A child’s sense of wonder, if it is nurtured and is not crushed or left to wither, blossoms into the adult sense of the sacred; an ethical sensibility of respect for the sanctity of all life.

A child’s sense of curiosity leads to natural science and instrumental knowledge. Combined with a sense of wonder, curiosity leads to imagination and creativity, while the sense of the sacred is the foundation for an ethical and just society, and empathetic, caring and fulfilling relationships, human and non-human. This empathy-based bioethical** and moral sensibility that gives equally fair consideration to all members of the biotic community, human and non-human, plant and animal, is an ideal that may yet become a reality, provided the potential for such development is properly nurtured, and reinforced by example, in early childhood.

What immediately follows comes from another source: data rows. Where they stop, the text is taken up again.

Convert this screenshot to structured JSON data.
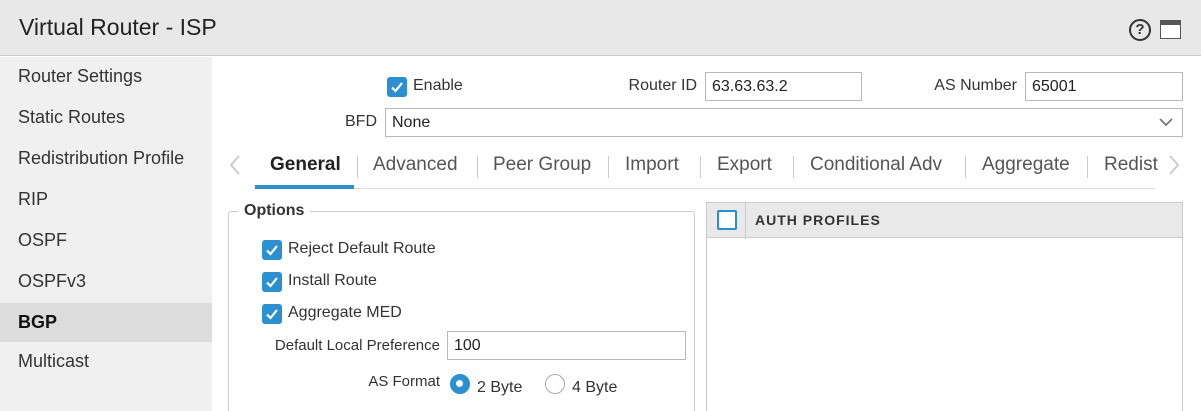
{
  "window": {
    "title": "Virtual Router - ISP"
  },
  "sidebar": {
    "items": [
      {
        "label": "Router Settings"
      },
      {
        "label": "Static Routes"
      },
      {
        "label": "Redistribution Profile"
      },
      {
        "label": "RIP"
      },
      {
        "label": "OSPF"
      },
      {
        "label": "OSPFv3"
      },
      {
        "label": "BGP",
        "active": true
      },
      {
        "label": "Multicast"
      }
    ]
  },
  "bgp": {
    "enable_label": "Enable",
    "enable_checked": true,
    "router_id_label": "Router ID",
    "router_id": "63.63.63.2",
    "as_number_label": "AS Number",
    "as_number": "65001",
    "bfd_label": "BFD",
    "bfd_value": "None"
  },
  "tabs": [
    {
      "label": "General",
      "active": true
    },
    {
      "label": "Advanced"
    },
    {
      "label": "Peer Group"
    },
    {
      "label": "Import"
    },
    {
      "label": "Export"
    },
    {
      "label": "Conditional Adv"
    },
    {
      "label": "Aggregate"
    },
    {
      "label": "Redist"
    }
  ],
  "options": {
    "legend": "Options",
    "reject_default_route": {
      "label": "Reject Default Route",
      "checked": true
    },
    "install_route": {
      "label": "Install Route",
      "checked": true
    },
    "aggregate_med": {
      "label": "Aggregate MED",
      "checked": true
    },
    "default_local_pref_label": "Default Local Preference",
    "default_local_pref": "100",
    "as_format_label": "AS Format",
    "as_format_options": [
      "2 Byte",
      "4 Byte"
    ],
    "as_format_selected": "2 Byte"
  },
  "auth_profiles": {
    "column": "AUTH PROFILES",
    "rows": []
  },
  "colors": {
    "accent": "#2b8fd0",
    "titlebar": "#e8e8e8",
    "sidebar": "#f0f0f0"
  }
}
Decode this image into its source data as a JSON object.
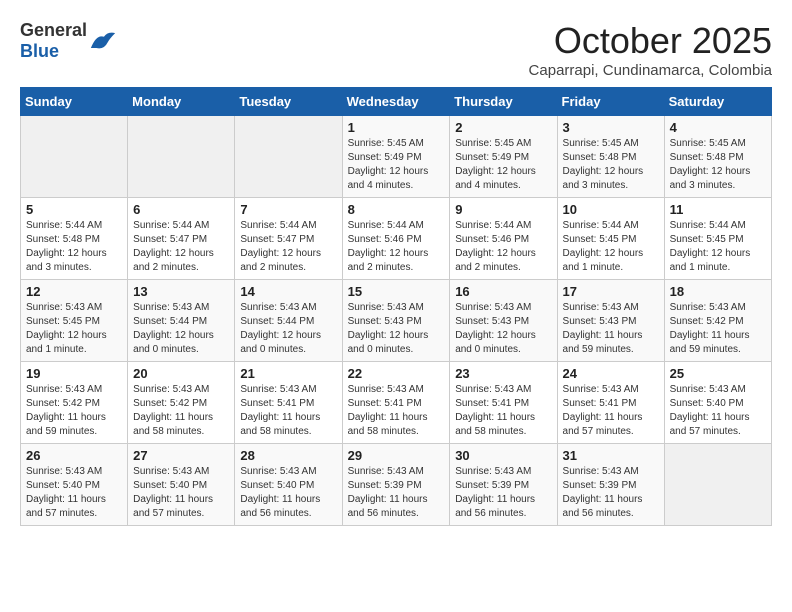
{
  "header": {
    "logo_general": "General",
    "logo_blue": "Blue",
    "month_title": "October 2025",
    "subtitle": "Caparrapi, Cundinamarca, Colombia"
  },
  "weekdays": [
    "Sunday",
    "Monday",
    "Tuesday",
    "Wednesday",
    "Thursday",
    "Friday",
    "Saturday"
  ],
  "weeks": [
    [
      {
        "day": "",
        "info": ""
      },
      {
        "day": "",
        "info": ""
      },
      {
        "day": "",
        "info": ""
      },
      {
        "day": "1",
        "info": "Sunrise: 5:45 AM\nSunset: 5:49 PM\nDaylight: 12 hours\nand 4 minutes."
      },
      {
        "day": "2",
        "info": "Sunrise: 5:45 AM\nSunset: 5:49 PM\nDaylight: 12 hours\nand 4 minutes."
      },
      {
        "day": "3",
        "info": "Sunrise: 5:45 AM\nSunset: 5:48 PM\nDaylight: 12 hours\nand 3 minutes."
      },
      {
        "day": "4",
        "info": "Sunrise: 5:45 AM\nSunset: 5:48 PM\nDaylight: 12 hours\nand 3 minutes."
      }
    ],
    [
      {
        "day": "5",
        "info": "Sunrise: 5:44 AM\nSunset: 5:48 PM\nDaylight: 12 hours\nand 3 minutes."
      },
      {
        "day": "6",
        "info": "Sunrise: 5:44 AM\nSunset: 5:47 PM\nDaylight: 12 hours\nand 2 minutes."
      },
      {
        "day": "7",
        "info": "Sunrise: 5:44 AM\nSunset: 5:47 PM\nDaylight: 12 hours\nand 2 minutes."
      },
      {
        "day": "8",
        "info": "Sunrise: 5:44 AM\nSunset: 5:46 PM\nDaylight: 12 hours\nand 2 minutes."
      },
      {
        "day": "9",
        "info": "Sunrise: 5:44 AM\nSunset: 5:46 PM\nDaylight: 12 hours\nand 2 minutes."
      },
      {
        "day": "10",
        "info": "Sunrise: 5:44 AM\nSunset: 5:45 PM\nDaylight: 12 hours\nand 1 minute."
      },
      {
        "day": "11",
        "info": "Sunrise: 5:44 AM\nSunset: 5:45 PM\nDaylight: 12 hours\nand 1 minute."
      }
    ],
    [
      {
        "day": "12",
        "info": "Sunrise: 5:43 AM\nSunset: 5:45 PM\nDaylight: 12 hours\nand 1 minute."
      },
      {
        "day": "13",
        "info": "Sunrise: 5:43 AM\nSunset: 5:44 PM\nDaylight: 12 hours\nand 0 minutes."
      },
      {
        "day": "14",
        "info": "Sunrise: 5:43 AM\nSunset: 5:44 PM\nDaylight: 12 hours\nand 0 minutes."
      },
      {
        "day": "15",
        "info": "Sunrise: 5:43 AM\nSunset: 5:43 PM\nDaylight: 12 hours\nand 0 minutes."
      },
      {
        "day": "16",
        "info": "Sunrise: 5:43 AM\nSunset: 5:43 PM\nDaylight: 12 hours\nand 0 minutes."
      },
      {
        "day": "17",
        "info": "Sunrise: 5:43 AM\nSunset: 5:43 PM\nDaylight: 11 hours\nand 59 minutes."
      },
      {
        "day": "18",
        "info": "Sunrise: 5:43 AM\nSunset: 5:42 PM\nDaylight: 11 hours\nand 59 minutes."
      }
    ],
    [
      {
        "day": "19",
        "info": "Sunrise: 5:43 AM\nSunset: 5:42 PM\nDaylight: 11 hours\nand 59 minutes."
      },
      {
        "day": "20",
        "info": "Sunrise: 5:43 AM\nSunset: 5:42 PM\nDaylight: 11 hours\nand 58 minutes."
      },
      {
        "day": "21",
        "info": "Sunrise: 5:43 AM\nSunset: 5:41 PM\nDaylight: 11 hours\nand 58 minutes."
      },
      {
        "day": "22",
        "info": "Sunrise: 5:43 AM\nSunset: 5:41 PM\nDaylight: 11 hours\nand 58 minutes."
      },
      {
        "day": "23",
        "info": "Sunrise: 5:43 AM\nSunset: 5:41 PM\nDaylight: 11 hours\nand 58 minutes."
      },
      {
        "day": "24",
        "info": "Sunrise: 5:43 AM\nSunset: 5:41 PM\nDaylight: 11 hours\nand 57 minutes."
      },
      {
        "day": "25",
        "info": "Sunrise: 5:43 AM\nSunset: 5:40 PM\nDaylight: 11 hours\nand 57 minutes."
      }
    ],
    [
      {
        "day": "26",
        "info": "Sunrise: 5:43 AM\nSunset: 5:40 PM\nDaylight: 11 hours\nand 57 minutes."
      },
      {
        "day": "27",
        "info": "Sunrise: 5:43 AM\nSunset: 5:40 PM\nDaylight: 11 hours\nand 57 minutes."
      },
      {
        "day": "28",
        "info": "Sunrise: 5:43 AM\nSunset: 5:40 PM\nDaylight: 11 hours\nand 56 minutes."
      },
      {
        "day": "29",
        "info": "Sunrise: 5:43 AM\nSunset: 5:39 PM\nDaylight: 11 hours\nand 56 minutes."
      },
      {
        "day": "30",
        "info": "Sunrise: 5:43 AM\nSunset: 5:39 PM\nDaylight: 11 hours\nand 56 minutes."
      },
      {
        "day": "31",
        "info": "Sunrise: 5:43 AM\nSunset: 5:39 PM\nDaylight: 11 hours\nand 56 minutes."
      },
      {
        "day": "",
        "info": ""
      }
    ]
  ]
}
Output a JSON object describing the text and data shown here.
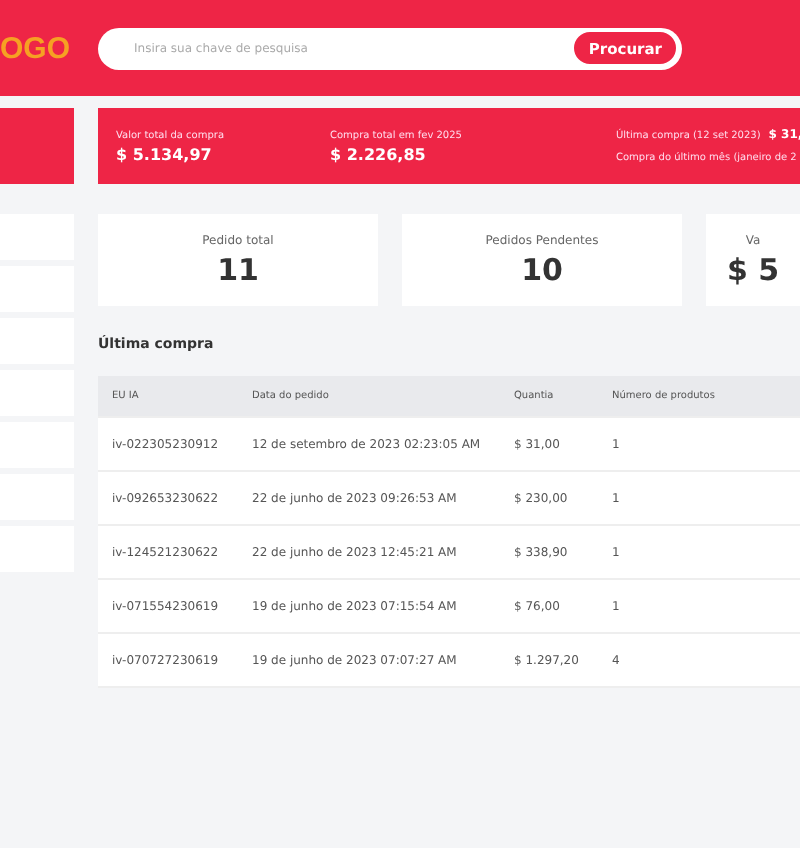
{
  "header": {
    "logo": "OGO",
    "search": {
      "placeholder": "Insira sua chave de pesquisa",
      "button": "Procurar"
    }
  },
  "sidebar": {
    "items": [
      {
        "kind": "blank"
      },
      {
        "kind": "blank"
      },
      {
        "kind": "blank"
      },
      {
        "kind": "blank"
      },
      {
        "kind": "blank"
      },
      {
        "kind": "blank"
      },
      {
        "kind": "blank"
      }
    ]
  },
  "summary": {
    "stats": [
      {
        "label": "Valor total da compra",
        "value": "$ 5.134,97"
      },
      {
        "label": "Compra total em fev 2025",
        "value": "$ 2.226,85"
      }
    ],
    "last_purchase": {
      "label": "Última compra (12 set 2023)",
      "value": "$ 31,"
    },
    "last_month": "Compra do último mês (janeiro de 2"
  },
  "cards": [
    {
      "label": "Pedido total",
      "value": "11"
    },
    {
      "label": "Pedidos Pendentes",
      "value": "10"
    },
    {
      "label": "Va",
      "value": "$ 5"
    }
  ],
  "table": {
    "title": "Última compra",
    "columns": [
      "EU IA",
      "Data do pedido",
      "Quantia",
      "Número de produtos"
    ],
    "rows": [
      [
        "iv-022305230912",
        "12 de setembro de 2023 02:23:05 AM",
        "$ 31,00",
        "1"
      ],
      [
        "iv-092653230622",
        "22 de junho de 2023 09:26:53 AM",
        "$ 230,00",
        "1"
      ],
      [
        "iv-124521230622",
        "22 de junho de 2023 12:45:21 AM",
        "$ 338,90",
        "1"
      ],
      [
        "iv-071554230619",
        "19 de junho de 2023 07:15:54 AM",
        "$ 76,00",
        "1"
      ],
      [
        "iv-070727230619",
        "19 de junho de 2023 07:07:27 AM",
        "$ 1.297,20",
        "4"
      ]
    ]
  }
}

Like our physical health, our mental health and Earth health are deeply interconnected, and for us to be well and whole in body, mind and spirit, our connections with animals and the earth must be properly established in early childhood in order to prevent the harmful consequences of the Nature Deficit Disorder and Animal-Insensitivity Syndrome. Our collective inertia over doing anything constructive to address such critical issues as human population growth, over-consumption, pollution, global warming, and the plight of animals domestic and wild, will then become something of the past. Then initiatives, local and international, to promote planetary CPR---conservation, preservation, and restoration, ---and to promote the humane treatment of animals, will become a reality, because, in the final analysis, it is in our best interests to do so.

When we harm animals and the Earth, we harm ourselves, and the generations to come will all suffer the consequences of our actions and inaction. As the Iroquois Confederacy advised, the good of the life community mandates that we think seven generations ahead, and seven generations back. This translates into the bioethical consideration of consequences, and in practice means that those who do not learn from the mistakes of their ancestors shall live only to repeat them.

 

 

 

* This Rule, embraced by all world religions, is to treat others as we would have them treat us.

** See M.W. Fox (2001) Bringing Life to Ethics: Global Bioethics for a Humane Society. Albany, NY. State University of New York Press.